Policies and Procedures
The policies and procedures section is required by my department. You will likely have similar language that you’ll be required to include, as well. I won’t dwell on this section, but notice the attendance policy of the first-year composition department. More than four absences and the student is automatically dropped from the course. Sounds harsh, but I love it. No attendance problems in my classes. I wish every school did this.
If your college does not have a strict attendance policy, consider developing one of your own. More than four absences and the student earns a zero in participation would be a good place to start. Unfortunately, attendance is a big problem now, so plan accordingly.
The fourth section of my freshman composition syllabus is the course schedule. Discussing this section requires it’s own article, so I’ll focus on that in my next piece.
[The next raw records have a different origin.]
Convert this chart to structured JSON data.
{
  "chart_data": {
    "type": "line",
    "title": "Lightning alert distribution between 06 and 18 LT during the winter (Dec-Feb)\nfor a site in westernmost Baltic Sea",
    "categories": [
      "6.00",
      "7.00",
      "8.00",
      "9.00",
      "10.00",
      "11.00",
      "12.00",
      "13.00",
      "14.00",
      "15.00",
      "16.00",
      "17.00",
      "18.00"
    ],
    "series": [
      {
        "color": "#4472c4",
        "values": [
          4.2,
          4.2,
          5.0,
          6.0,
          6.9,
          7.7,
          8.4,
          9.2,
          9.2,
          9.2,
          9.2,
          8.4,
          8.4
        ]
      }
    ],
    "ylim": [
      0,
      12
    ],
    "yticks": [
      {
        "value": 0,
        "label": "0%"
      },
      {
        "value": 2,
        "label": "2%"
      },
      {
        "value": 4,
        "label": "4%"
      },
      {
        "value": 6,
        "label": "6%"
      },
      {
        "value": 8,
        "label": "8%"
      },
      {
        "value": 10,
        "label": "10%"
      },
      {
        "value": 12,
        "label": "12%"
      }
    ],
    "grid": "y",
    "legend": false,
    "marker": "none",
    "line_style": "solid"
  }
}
These first three sections of my syllabus have evolved over time. I used trial and error to determine what works best and I weeded out unnecessary language or failed assignments. Your first few teaching years will undoubtedly include the same kind of culling. If they don’t, then you aren’t monitoring your process well enough. In order to grow as teachers, we need to continually try new things and cut those strategies that didn’t work so well.
A couple final things to consider as you prepare your first syllabus:
- Will you read the entire syllabus on the first day? I strongly recommend that you do. That way no one can claim they weren’t aware of your attendance policy or the group work that you require. In a later chapter, I’ll focus more on things to do on the first day of class.
- Will you hand out a hard copy of the syllabus or will you go all digital? Personally, I like to give out one hard copy on the first day. This allows us to go over it as a class. Any duplicate copies or revised copies must be printed by the student or accessed online. I always keep a digital copy available to students for downloading (more on this later).
- How will you handle revisions to the syllabus? Chances are your course schedule will need to be updated later in the semester if you get behind or make changes based on student response. I usually go over revisions in class and then tell students to print a new copy of the revised syllabus on their own.
- Remember: Your syllabus is a work in progress. You will almost certainly revise it every semester. Do your best on this first one and make adjustments. Take notes in the margin during the semester so you remember what works and what doesn’t.